Hence the length of the base is:

\(\displaystyle b=-\frac{16}{5}+\frac{22}{5}=\frac{6}{5}\)

And so the area of the third triangle is:

\(\displaystyle A_3=\frac{1}{2}bh=\frac{1}{2}\cdot\frac{6}{5}\cdot2=\frac{6}{5}\)

And moving to the second triangle below the $x$-axis, we see its height is 3 and its base is:

\(\displaystyle b=-2+\frac{16}{5}=\frac{6}{5}\)

Thus, its area is:

\(\displaystyle A_4=\frac{1}{2}bh=\frac{1}{2}\cdot\frac{6}{5}\cdot3=\frac{9}{5}\)

So, we may now state:

\(\displaystyle \int_{-8}^{-2} f(x)\,dx=A_1-A_2+A_3-A_4=\frac{1}{9}-\frac{608}{45}+\frac{6}{5}-\frac{9}{5}=-14\)

As a check, we may find the linear equations describing the lines segments and then integrate over the appropriate intervals.
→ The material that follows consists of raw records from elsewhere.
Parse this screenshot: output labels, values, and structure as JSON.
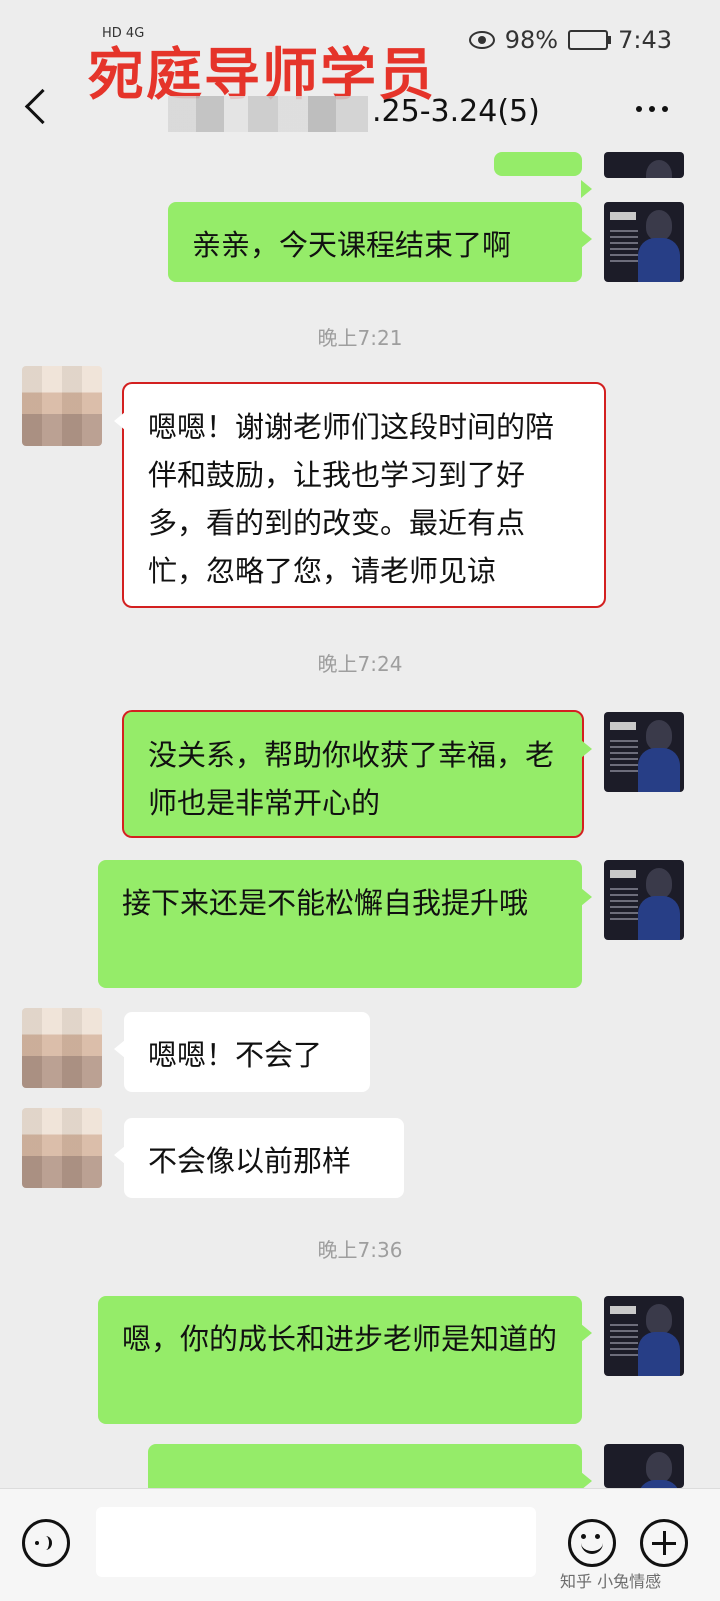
{
  "overlay_title": "宛庭导师学员",
  "status_bar": {
    "network": "HD 4G",
    "battery": "98%",
    "time": "7:43"
  },
  "header": {
    "title_partial": ".25-3.24(5)"
  },
  "timestamps": {
    "t1": "晚上7:21",
    "t2": "晚上7:24",
    "t3": "晚上7:36"
  },
  "messages": [
    {
      "side": "right",
      "text": "亲亲，今天课程结束了啊"
    },
    {
      "side": "left",
      "text": "嗯嗯！谢谢老师们这段时间的陪伴和鼓励，让我也学习到了好多，看的到的改变。最近有点忙，忽略了您，请老师见谅"
    },
    {
      "side": "right",
      "text": "没关系，帮助你收获了幸福，老师也是非常开心的"
    },
    {
      "side": "right",
      "text": "接下来还是不能松懈自我提升哦"
    },
    {
      "side": "left",
      "text": "嗯嗯！不会了"
    },
    {
      "side": "left",
      "text": "不会像以前那样"
    },
    {
      "side": "right",
      "text": "嗯，你的成长和进步老师是知道的"
    }
  ],
  "watermark": "知乎 小兔情感"
}
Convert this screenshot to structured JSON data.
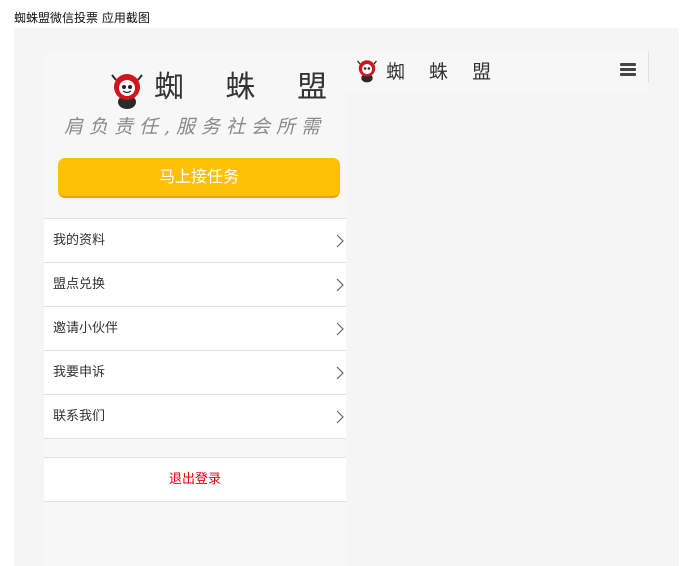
{
  "caption": "蜘蛛盟微信投票 应用截图",
  "drawer": {
    "brand_name": "蜘 蛛 盟",
    "slogan": "肩负责任,服务社会所需",
    "task_button": "马上接任务",
    "menu": [
      {
        "label": "我的资料"
      },
      {
        "label": "盟点兑换"
      },
      {
        "label": "邀请小伙伴"
      },
      {
        "label": "我要申诉"
      },
      {
        "label": "联系我们"
      }
    ],
    "logout": "退出登录"
  },
  "header": {
    "title": "蜘 蛛 盟"
  },
  "colors": {
    "accent": "#fec105",
    "logout": "#e60012",
    "logo_red": "#d2141d"
  },
  "icons": [
    "spider-logo-icon",
    "chevron-right-icon",
    "hamburger-menu-icon"
  ]
}
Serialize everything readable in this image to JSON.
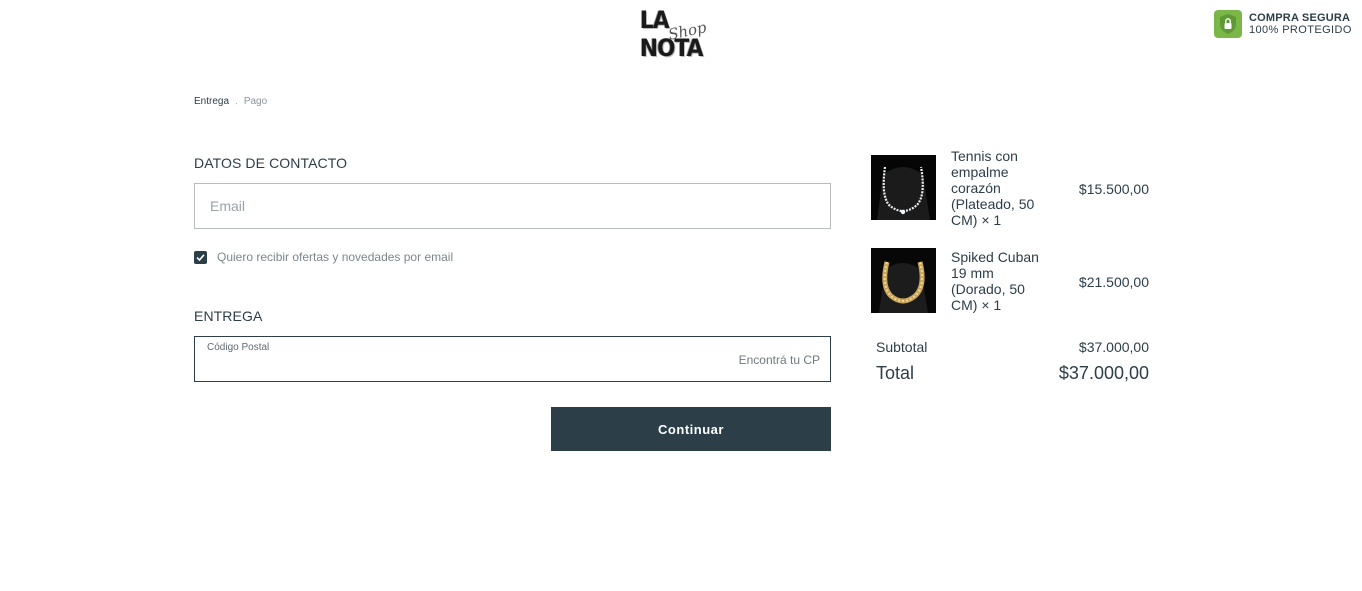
{
  "header": {
    "logo_text": "LA NOTA",
    "logo_script": "Shop",
    "secure_title": "COMPRA SEGURA",
    "secure_subtitle": "100% PROTEGIDO",
    "shield_color": "#7ab648"
  },
  "breadcrumb": {
    "current": "Entrega",
    "separator": ".",
    "next": "Pago"
  },
  "contact": {
    "title": "DATOS DE CONTACTO",
    "email_placeholder": "Email",
    "email_value": "",
    "optin_label": "Quiero recibir ofertas y novedades por email",
    "optin_checked": true
  },
  "delivery": {
    "title": "ENTREGA",
    "zip_label": "Código Postal",
    "zip_link": "Encontrá tu CP"
  },
  "actions": {
    "continue_label": "Continuar"
  },
  "cart": {
    "items": [
      {
        "name": "Tennis con empalme corazón (Plateado, 50 CM) × 1",
        "price": "$15.500,00",
        "image": "silver-tennis-necklace"
      },
      {
        "name": "Spiked Cuban 19 mm (Dorado, 50 CM) × 1",
        "price": "$21.500,00",
        "image": "gold-cuban-chain"
      }
    ],
    "subtotal_label": "Subtotal",
    "subtotal_value": "$37.000,00",
    "total_label": "Total",
    "total_value": "$37.000,00"
  },
  "colors": {
    "primary": "#2c3e48",
    "muted": "#7b868c",
    "border": "#b9bcbe"
  }
}
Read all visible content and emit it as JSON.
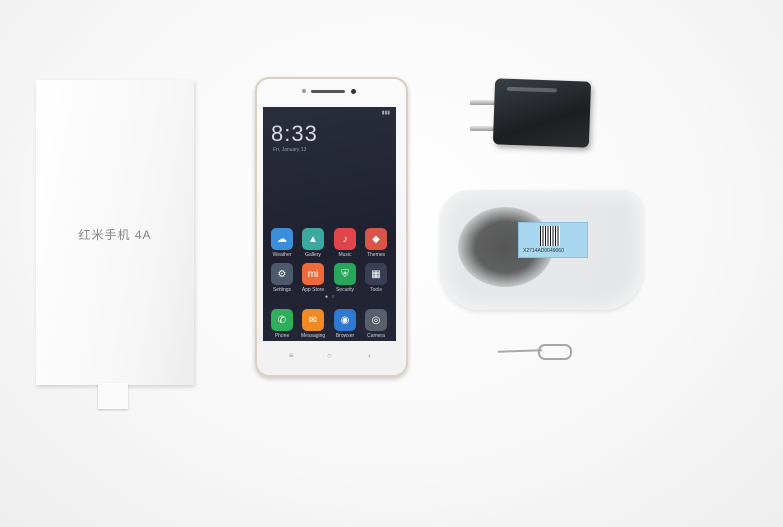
{
  "manual": {
    "title": "红米手机 4A"
  },
  "phone": {
    "time": "8:33",
    "date": "Fri, January 13",
    "apps": [
      {
        "label": "Weather",
        "color": "#3b8ed8",
        "glyph": "☁"
      },
      {
        "label": "Gallery",
        "color": "#3ba99f",
        "glyph": "▲"
      },
      {
        "label": "Music",
        "color": "#e2444b",
        "glyph": "♪"
      },
      {
        "label": "Themes",
        "color": "#d9554a",
        "glyph": "◆"
      },
      {
        "label": "Settings",
        "color": "#4d5a6e",
        "glyph": "⚙"
      },
      {
        "label": "App Store",
        "color": "#ef6a3a",
        "glyph": "mi"
      },
      {
        "label": "Security",
        "color": "#27a65c",
        "glyph": "⛨"
      },
      {
        "label": "Tools",
        "color": "#3a3f55",
        "glyph": "▦"
      },
      {
        "label": "Phone",
        "color": "#2fae5e",
        "glyph": "✆"
      },
      {
        "label": "Messaging",
        "color": "#f08a24",
        "glyph": "✉"
      },
      {
        "label": "Browser",
        "color": "#2f79d1",
        "glyph": "◉"
      },
      {
        "label": "Camera",
        "color": "#5b5f6b",
        "glyph": "◎"
      }
    ],
    "nav": [
      "≡",
      "○",
      "‹"
    ]
  },
  "earphones_label": {
    "code": "X2714AD0049060"
  }
}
The line passing through the points $\left(x_1,y_1 \right)$ and $\left(x_2,y_2 \right)$ is given by:

\(\displaystyle y=\frac{y_2-y_1}{x_2-x_1}\left(x-x_1 \right)+y_1\)

Thus, we find the following:

\(\displaystyle \overline{AB}\implies y=\frac{-8-1}{-6+8}(x+8)+1=-\frac{9}{2}x-35\)

\(\displaystyle \overline{BC}\implies y=\frac{2+8}{-4+6}(x+6)-8=5x+22\)

\(\displaystyle \overline{CD}\implies y=\frac{-3-2}{-2+4}(x+4)+2=-\frac{5}{2}x-8\)

And so we have:

\(\displaystyle \int_{-8}^{-2} f(x)\,dx=\int_{-8}^{-6} -\frac{9}{2}x-35\,dx+\int_{-6}^{-4} 5x+22\,dx+\int_{-4}^{-2} -\frac{5}{2}x-8\,dx\)

\(\displaystyle \int_{-8}^{-6} -\frac{9}{2}x-35\,dx=-\left[\frac{9}{4}x^2+35x \right]_{-8}^{-6}=\)

\(\displaystyle -\left(\left(\frac{9}{4}(-6)^2+35(-6) \right)-\left(\frac{9}{4}(-8)^2+35(-8) \right) \right)=-\left(-129+136 \right)=-7\)

\(\displaystyle \int_{-6}^{-4} 5x+22\,dx=\left[\frac{5}{2}x^2+22x \right]{-6}^{-4}=\)

\(\displaystyle \left(\frac{5}{2}(-4)^2+22(-4) \right)-\left(\frac{5}{2}(-6)^2+22(-6) \right)=-48+42=-6\)

\(\displaystyle \int_{-4}^{-2} -\frac{5}{2}x-8\,dx=-\left[\frac{5}{4}x^2+8x \right]{-4}^{-2}=\)

\(\displaystyle -\left(\left(\frac{5}{4}(-2)^2+8(-2) \right)-\left(\frac{5}{4}(-4)^2+8(-4) \right) \right)=-\left(-11+12 \right)=-1\)

And so we find:

\(\displaystyle \int_{-8}^{-2} f(x)\,dx=-7-6-1=-14\)

And this checks with our previous result.